President Bush also will recognize the State Teachers of the Year, including Bradford Charles Engel, a social studies teacher at Kent Island High School in Stevensville, Md., and Joseph Hills, a social studies teacher at Lake Braddock Secondary School in Burke. The award, which aims to promote teaching excellence, is distributed by the Council of Chief State School Officers and sponsored by Scholastic Inc.

Kamras was born in New York, grew up in Northern California and has a bachelor's degree from Princeton University and a master's in education from Harvard University. He came to the Southeast Washington school in 1996 through a program that places recent college graduates in under-funded urban and rural schools.

"I'm incredibly proud to be a DCPS teacher," said Kamras, who hopes the award will "bring recognition to the excellent teaching going on in D.C." and in other urban schools.

"Jason is very bright, energetic and forward-looking," said Jon Quam, director of the National Teacher of the Year program. "He has committed himself to schools with difficulty in attracting large numbers of high-qualified professionals and to under-resourced schools."

The principal of Sousa, William Lipscomb, said Kamras has initiated several innovative programs that have helped boost math scores, cutting the number of students scoring below basic comprehension from 80 percent to 40 percent.

Kamras, Lipscomb said, makes himself available before and after school and on Saturdays to tutor students. He pressed Lipscomb to double the instructional time for math, from one to two 50-minute periods a day.

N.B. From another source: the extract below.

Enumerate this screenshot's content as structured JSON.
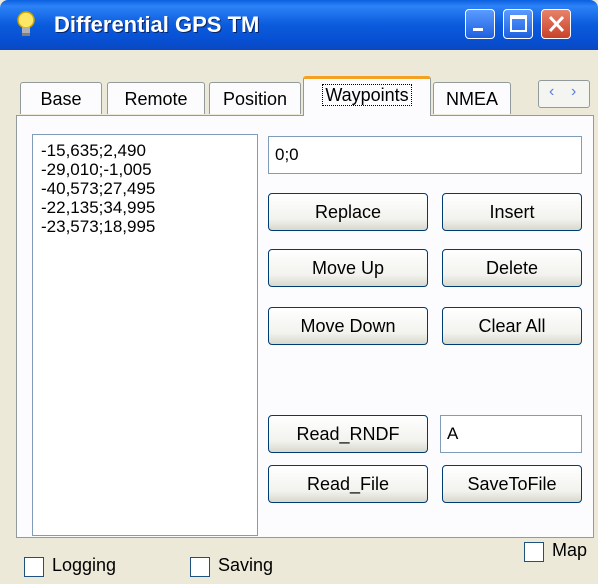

"It is an honor to have a teacher like Jason in our school system because he not only serves to inspire students to academic excellence, but he can be an inspiration for his colleagues," Superintendent Clifford B. Janey said in a statement.

The award comes as school officials in the District are reviewing preliminary budget proposals from schools that call for the elimination of 395 teaching and other staff positions. Teachers also are working under an expired contract with little promise of raises as they negotiate a new one.

George Parker, president of the 5,400-member Washington Teachers' Union, said that "it's wonderful" a D.C. educator was selected for the award.

"In spite of all the negativity in the school system, we still have a teacher succeeding. This is good for our teachers' morale."